The Court previously found that the proposed settlement is fair and the Court continues to make that finding for purposes of final approval.
The Court also has an independent right and responsibility to review the requested attorneys’ fees and only award so much as it determines reasonable. (See Garabedian v. Los Angeles Cellular Telephone Co. (2004) 118 Cal.App.4th 123, 127-128.) Plaintiffs’ counsel requests attorneys’ fees in the amount of $94,990.50 (approximately one-third of the total settlement fund). Plaintiffs’ counsel provides evidence demonstrating a lodestar of $135,815, which results in a negative multiplier. (Declaration of Robert S. Arns in Support of Motion for Award of Attorneys’ Fees, Costs, and Service Awards, ¶ 22.) The attorneys’ fees are approved.
The motion for final approval of class action settlement is GRANTED.
Pursuant to Rule 3.769, subdivision (h), of the California Rules of Court, this Court retains jurisdiction over the parties to enforce the terms of the Settlement Agreement, and the final Order and Judgment.
The Court now sets a compliance hearing on October 2, 2020 at 10:00 a.m. in Department 5. At least ten court days before the hearing, class counsel and the settlement administrator shall submit a summary accounting of the net settlement fund identifying distributions made as ordered herein, the number and value of any uncashed checks, amounts remitted to Defendant, the status of any unresolved issues, and any other matters appropriate to bring to the Court’s attention. Counsel may appear at the compliance hearing telephonically.

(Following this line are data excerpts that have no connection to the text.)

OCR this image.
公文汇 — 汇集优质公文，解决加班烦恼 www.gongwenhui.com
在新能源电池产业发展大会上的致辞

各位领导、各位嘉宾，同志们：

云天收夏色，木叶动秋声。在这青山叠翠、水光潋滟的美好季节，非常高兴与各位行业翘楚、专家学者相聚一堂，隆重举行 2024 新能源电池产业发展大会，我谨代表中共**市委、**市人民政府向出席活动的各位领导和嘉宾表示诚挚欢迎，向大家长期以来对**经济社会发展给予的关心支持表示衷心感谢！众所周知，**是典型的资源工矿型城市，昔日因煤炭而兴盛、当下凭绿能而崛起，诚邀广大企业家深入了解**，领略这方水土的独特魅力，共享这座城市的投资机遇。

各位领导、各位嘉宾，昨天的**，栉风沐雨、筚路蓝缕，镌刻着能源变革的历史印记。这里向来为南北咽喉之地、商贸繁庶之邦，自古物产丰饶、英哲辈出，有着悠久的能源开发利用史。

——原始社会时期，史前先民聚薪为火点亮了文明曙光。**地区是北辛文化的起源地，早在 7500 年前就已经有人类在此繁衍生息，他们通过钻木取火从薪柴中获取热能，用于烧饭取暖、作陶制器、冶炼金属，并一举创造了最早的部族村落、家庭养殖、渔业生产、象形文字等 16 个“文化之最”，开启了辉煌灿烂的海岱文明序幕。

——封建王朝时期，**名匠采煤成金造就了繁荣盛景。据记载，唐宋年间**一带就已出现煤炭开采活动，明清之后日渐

The Court will prepare the final order if this tentative ruling is not contested.
NOTICE: The Court does not provide court reporters for proceedings in the complex civil litigation departments. Parties may arrange for a private court reporter to provide services, but those arrangements must be consistent with the local rules and policies posted on the Court’s website.